+++ Meinung +++
„Dexter“ war für mich nie eine besonders smart oder subtil geschriebene Serie. Doch die hoch spannende Prämisse rund um einen Serienkiller, der ein Doppelleben führt, und die grandiose Darstellung der Hauptfigur durch Michael C. Hall haben mich dennoch acht Staffeln lang bei der Stange gehalten. Leider nahm die Qualität der Serie nach den ersten vier Jahren deutlich ab. Die Handlung wurde immer unglaubwürdiger, es mussten immer krassere Killer gefunden werden und am Ende hatte Dexter sein Geheimnis schon so vielen Leuten verraten, dass man es gar nicht mehr als Geheimnis bezeichnen konnte.

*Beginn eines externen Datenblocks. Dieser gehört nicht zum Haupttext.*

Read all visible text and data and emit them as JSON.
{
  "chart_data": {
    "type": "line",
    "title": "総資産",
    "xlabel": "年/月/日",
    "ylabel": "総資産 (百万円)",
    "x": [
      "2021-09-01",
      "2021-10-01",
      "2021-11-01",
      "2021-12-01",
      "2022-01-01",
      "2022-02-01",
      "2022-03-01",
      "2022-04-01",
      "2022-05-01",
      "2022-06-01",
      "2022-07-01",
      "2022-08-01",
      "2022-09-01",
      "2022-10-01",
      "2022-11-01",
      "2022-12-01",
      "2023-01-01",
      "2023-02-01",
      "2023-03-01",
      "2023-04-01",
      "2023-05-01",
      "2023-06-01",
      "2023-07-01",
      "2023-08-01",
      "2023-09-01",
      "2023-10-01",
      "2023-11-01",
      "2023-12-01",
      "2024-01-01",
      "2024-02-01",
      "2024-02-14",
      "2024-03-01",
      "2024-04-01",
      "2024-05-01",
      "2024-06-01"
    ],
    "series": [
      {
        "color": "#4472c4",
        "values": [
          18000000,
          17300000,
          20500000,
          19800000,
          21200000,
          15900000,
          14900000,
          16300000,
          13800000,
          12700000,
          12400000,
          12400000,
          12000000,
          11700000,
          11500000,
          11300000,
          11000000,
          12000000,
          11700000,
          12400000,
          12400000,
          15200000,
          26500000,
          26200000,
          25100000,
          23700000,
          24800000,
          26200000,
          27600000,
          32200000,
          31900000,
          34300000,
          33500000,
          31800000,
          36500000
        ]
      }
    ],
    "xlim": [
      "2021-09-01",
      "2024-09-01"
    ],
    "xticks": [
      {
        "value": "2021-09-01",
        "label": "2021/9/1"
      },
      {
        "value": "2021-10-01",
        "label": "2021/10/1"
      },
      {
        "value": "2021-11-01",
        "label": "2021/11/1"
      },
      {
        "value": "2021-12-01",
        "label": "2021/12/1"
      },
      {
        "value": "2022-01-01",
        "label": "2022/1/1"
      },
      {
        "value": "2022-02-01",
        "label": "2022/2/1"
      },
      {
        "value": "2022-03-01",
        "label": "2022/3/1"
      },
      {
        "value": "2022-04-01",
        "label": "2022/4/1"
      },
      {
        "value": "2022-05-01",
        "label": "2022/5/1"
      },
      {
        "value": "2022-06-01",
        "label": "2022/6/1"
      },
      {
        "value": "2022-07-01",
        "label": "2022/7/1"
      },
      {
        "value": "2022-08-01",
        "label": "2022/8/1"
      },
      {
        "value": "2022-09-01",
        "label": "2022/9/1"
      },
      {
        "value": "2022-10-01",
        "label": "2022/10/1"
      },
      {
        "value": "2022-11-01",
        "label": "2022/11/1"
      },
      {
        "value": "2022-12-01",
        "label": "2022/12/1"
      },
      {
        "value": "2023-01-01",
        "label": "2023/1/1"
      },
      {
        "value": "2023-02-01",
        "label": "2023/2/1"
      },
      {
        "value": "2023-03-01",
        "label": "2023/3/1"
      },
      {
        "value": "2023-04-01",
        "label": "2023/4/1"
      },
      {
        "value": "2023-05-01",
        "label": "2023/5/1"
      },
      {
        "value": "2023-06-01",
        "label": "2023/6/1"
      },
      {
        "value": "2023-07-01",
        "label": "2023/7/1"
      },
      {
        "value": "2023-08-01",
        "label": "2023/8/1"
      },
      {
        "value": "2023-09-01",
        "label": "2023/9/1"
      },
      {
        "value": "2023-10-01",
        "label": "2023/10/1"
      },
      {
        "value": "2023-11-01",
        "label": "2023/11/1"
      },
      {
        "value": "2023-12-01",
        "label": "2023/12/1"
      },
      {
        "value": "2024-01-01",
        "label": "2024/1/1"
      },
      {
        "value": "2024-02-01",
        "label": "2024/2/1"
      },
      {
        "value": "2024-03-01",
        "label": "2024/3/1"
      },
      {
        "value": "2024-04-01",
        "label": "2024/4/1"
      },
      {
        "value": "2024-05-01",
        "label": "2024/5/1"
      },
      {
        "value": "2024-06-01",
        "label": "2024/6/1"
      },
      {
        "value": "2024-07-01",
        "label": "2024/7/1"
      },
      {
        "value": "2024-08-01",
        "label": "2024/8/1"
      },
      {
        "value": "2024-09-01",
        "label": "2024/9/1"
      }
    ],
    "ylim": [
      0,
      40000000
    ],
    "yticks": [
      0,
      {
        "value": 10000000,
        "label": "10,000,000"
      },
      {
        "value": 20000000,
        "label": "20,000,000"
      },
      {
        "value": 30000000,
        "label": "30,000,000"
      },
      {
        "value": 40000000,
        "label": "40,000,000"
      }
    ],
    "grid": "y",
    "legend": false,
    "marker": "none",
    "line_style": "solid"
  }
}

Die Serie hatte einfach den Ausstieg verpasst. Ein so extremes Doppelleben wie das von Dexter Morgan, lässt sich eben nur für eine begrenzte Zeit glaubwürdig aufrechterhalten. „Breaking Bad“-Autor Vince Gilligan wusste das und beendete sein Serien-Meisterwerk um Drogenkoch Walter White nach knackigen fünf Staffeln. Alle waren zufrieden. Doch „Dexter“ lief so lange, bis Season 8 das Crime-Drama auf eine Art und Weise beendete, das als eines der enttäuschendsten Serien-Finales aller Zeiten in die TV-Geschichte einging.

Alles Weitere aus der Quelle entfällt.